UK shareholders see dividends rise 4.2% as global payouts hit record


UK shareholders saw a sharp increase in dividends at the start of the year as global payouts hit a new record high, new data show.

Dividend payments to shareholders in the UK grew by a whopping 21.1 per cent to $18.7billion (£16.4billion) from $15.4billion (£13.5billion) in the same period last year, according to investment firm Janus Henderson.

However, this figure was heavily distorted by British American Tobacco, which paid its first ever quarterly dividend this year, after switching from semi-annual payments. 

Dividends: Shareholders around the world saw record payouts in the first quarter

Dividends: Shareholders around the world saw record payouts in the first quarter

Dividends: Shareholders around the world saw record payouts in the first quarter

It was also lifted by a stronger pound, the addition of new companies to the index and a special dividend from Sky, the report said.

Once adjusted for these effects, underlying growth was a more modest 4.2 per cent. 

That’s higher than the 3.9 per cent growth seen by shareholders in Europe, but lower than in the US, where investors saw an 8 per cent increase in payouts, and Japan, where dividend growth was 8.2 per cent.

Mining giant BHP Billiton was one of the largest contributors to the increase in payouts in the UK, as miners have continued to hike dividends amid a rebound in commodities prices over the past year.

It comes as the report revealed a record-breaking first quarter for shareholders across the world, with total global dividend payouts soaring 10.2 per cent to $244.7billion.

Global dividends: The UK outpaced the rest of Europe

Global dividends: The UK outpaced the rest of Europe

Global dividends: The UK outpaced the rest of Europe

This headline figure was flattered by a weaker dollar in the first quarter, which means that payments from companies outside the US in other currencies were translated at more favourable exchange rate.

Underlying growth – adjusted for currency movements, special dividends, timing changes and index changes – was lower at 5.9 per cent.

The global increase was partly down to dividend payments rising to new records in the US on the back of President Donald’s Trump recent cuts to corporate tax.

US companies bumped up dividend payments by 5.2 per cent to a record $113billion on a headline basis in the first quarter, with tech, financial and healthcare stocks recording the biggest growth.

World’s top 20 dividend payers 

1. Novartis

2. Roche Holding

3. Royal Dutch Shell

4. Siemens

5. Nordea Bank

6. Exxon Mobil

7. Microsoft

8. Apple

9. AT&T

10. BHP Billiton

11. Verizon

12. Astrazeneca

13. Pepsico

14. Johnson & Johnson

15. Chevron

16. First Abu Dhabi Bank

17. Pfizer

18. BP

19. JP Morgan Chase

20. Wells Fargo

Source: Janus Henderson global dividend index

Shareholders in European companies saw a more modest payout growth of 3.9 per cent as Swiss pharma companies, which dominate the region, returned less or nothing at all to investors.

Switzerland accounts for more than a third of dividend payments in Europe as it’s home to the two largest payers in the world – drugs companies Novartis and Rocher.

The two firms, however, only made ‘very small increases’ in dividends, according to the report, while Teva – the world’s largest maker of generic drugs, cancelled its first-quarter payout altogether.

Asia Pacific, with the exception of Japan, was the only region not to see an increase, due to sharply lower special dividends in Hong Kong, and dividend cuts in Australia.

Janus Henderson forecasts global payouts will rise by 6 per cent to $1.36trillion this year in underlying terms. 

Its ‘global dividend index’ ended the quarter at a record 174.2, meaning that global payouts last year were almost three-quarters higher than in 2009, the report said.

Ben Lofthouse of Janus Henderson said 2018 had started well for dividends amid as corporate profitability is rising.

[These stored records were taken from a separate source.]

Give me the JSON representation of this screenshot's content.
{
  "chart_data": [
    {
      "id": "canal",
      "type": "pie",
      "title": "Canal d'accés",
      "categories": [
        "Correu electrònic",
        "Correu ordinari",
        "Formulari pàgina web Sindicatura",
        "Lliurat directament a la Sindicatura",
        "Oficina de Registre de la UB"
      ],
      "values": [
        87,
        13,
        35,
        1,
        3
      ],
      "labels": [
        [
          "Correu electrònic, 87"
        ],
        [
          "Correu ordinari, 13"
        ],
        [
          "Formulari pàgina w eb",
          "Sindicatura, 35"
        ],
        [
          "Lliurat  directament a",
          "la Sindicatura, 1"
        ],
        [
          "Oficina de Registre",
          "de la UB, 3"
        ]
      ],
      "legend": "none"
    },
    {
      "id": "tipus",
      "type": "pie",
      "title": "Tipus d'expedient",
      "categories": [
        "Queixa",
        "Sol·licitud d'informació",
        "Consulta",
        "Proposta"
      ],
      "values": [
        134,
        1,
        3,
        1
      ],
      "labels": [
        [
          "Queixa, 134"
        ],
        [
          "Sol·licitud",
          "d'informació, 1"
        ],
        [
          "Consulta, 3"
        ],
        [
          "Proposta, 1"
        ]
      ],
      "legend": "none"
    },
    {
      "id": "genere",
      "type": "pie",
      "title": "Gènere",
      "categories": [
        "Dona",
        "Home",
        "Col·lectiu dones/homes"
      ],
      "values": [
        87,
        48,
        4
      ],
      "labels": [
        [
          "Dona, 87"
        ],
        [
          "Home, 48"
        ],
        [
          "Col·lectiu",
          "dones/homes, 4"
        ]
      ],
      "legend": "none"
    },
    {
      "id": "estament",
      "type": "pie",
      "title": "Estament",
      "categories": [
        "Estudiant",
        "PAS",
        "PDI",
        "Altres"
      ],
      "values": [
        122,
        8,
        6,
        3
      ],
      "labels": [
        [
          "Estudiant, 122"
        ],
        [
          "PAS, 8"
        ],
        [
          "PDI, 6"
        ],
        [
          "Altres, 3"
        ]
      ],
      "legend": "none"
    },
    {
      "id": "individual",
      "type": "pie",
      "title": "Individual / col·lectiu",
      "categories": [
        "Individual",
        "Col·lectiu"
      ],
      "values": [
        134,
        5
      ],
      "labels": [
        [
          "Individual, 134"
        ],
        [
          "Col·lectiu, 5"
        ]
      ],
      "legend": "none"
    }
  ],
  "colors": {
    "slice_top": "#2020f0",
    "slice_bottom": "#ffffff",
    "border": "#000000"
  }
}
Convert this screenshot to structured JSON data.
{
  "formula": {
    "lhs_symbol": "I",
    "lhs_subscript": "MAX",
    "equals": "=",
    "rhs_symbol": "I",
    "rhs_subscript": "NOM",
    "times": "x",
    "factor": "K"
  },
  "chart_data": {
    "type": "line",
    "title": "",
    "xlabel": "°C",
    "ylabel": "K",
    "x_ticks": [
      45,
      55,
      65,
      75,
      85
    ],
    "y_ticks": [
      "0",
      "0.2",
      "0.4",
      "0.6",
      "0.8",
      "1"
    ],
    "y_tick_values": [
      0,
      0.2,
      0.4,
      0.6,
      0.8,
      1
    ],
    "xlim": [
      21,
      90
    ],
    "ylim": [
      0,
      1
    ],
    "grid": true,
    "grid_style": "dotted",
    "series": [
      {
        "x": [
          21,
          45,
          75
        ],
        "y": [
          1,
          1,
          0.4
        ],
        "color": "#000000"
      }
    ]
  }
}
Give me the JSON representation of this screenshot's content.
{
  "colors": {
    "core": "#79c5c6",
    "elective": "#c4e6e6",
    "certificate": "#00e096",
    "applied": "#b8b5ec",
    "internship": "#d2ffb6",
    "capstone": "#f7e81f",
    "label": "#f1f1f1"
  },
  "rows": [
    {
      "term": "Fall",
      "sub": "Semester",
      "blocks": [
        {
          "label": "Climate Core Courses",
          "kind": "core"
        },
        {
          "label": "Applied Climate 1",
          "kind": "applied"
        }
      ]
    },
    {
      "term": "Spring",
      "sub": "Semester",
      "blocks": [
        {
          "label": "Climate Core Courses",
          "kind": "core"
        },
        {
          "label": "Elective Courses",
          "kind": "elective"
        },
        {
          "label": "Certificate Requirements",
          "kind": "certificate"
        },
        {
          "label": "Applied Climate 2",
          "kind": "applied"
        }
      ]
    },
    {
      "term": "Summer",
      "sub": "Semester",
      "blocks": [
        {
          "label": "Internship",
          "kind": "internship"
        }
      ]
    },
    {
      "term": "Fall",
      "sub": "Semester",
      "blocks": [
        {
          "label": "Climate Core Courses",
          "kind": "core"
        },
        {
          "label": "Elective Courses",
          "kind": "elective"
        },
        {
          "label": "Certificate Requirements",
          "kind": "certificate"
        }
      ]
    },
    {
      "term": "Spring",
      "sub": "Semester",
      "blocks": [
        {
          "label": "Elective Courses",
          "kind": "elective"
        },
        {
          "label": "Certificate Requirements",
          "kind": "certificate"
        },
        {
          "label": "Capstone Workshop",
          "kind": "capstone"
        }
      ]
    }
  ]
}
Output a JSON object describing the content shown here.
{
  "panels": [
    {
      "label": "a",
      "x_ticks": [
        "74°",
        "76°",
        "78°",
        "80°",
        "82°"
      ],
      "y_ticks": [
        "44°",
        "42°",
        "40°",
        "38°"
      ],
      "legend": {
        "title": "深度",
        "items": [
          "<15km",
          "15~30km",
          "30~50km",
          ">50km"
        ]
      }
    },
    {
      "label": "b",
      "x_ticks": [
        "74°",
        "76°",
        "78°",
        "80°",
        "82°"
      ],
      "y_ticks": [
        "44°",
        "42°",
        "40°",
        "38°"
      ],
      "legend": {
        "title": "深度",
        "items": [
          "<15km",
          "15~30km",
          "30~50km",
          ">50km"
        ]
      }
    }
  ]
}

He said: ‘The Q1 acceleration in US dividend growth may be an early sign that companies are feeling confident about returning some of the cash they have accumulated to shareholders. Recent US corporate tax reforms could encourage this trend.

‘The second quarter is seasonally important for European dividend payments and we will see a much broader range of industries and countries contributing than in Q1. Europe’s economic recovery is likely to yield healthy growth from across the region.’

He added: ‘We’re confident investors will get to celebrate a new record for global dividends in 2018.’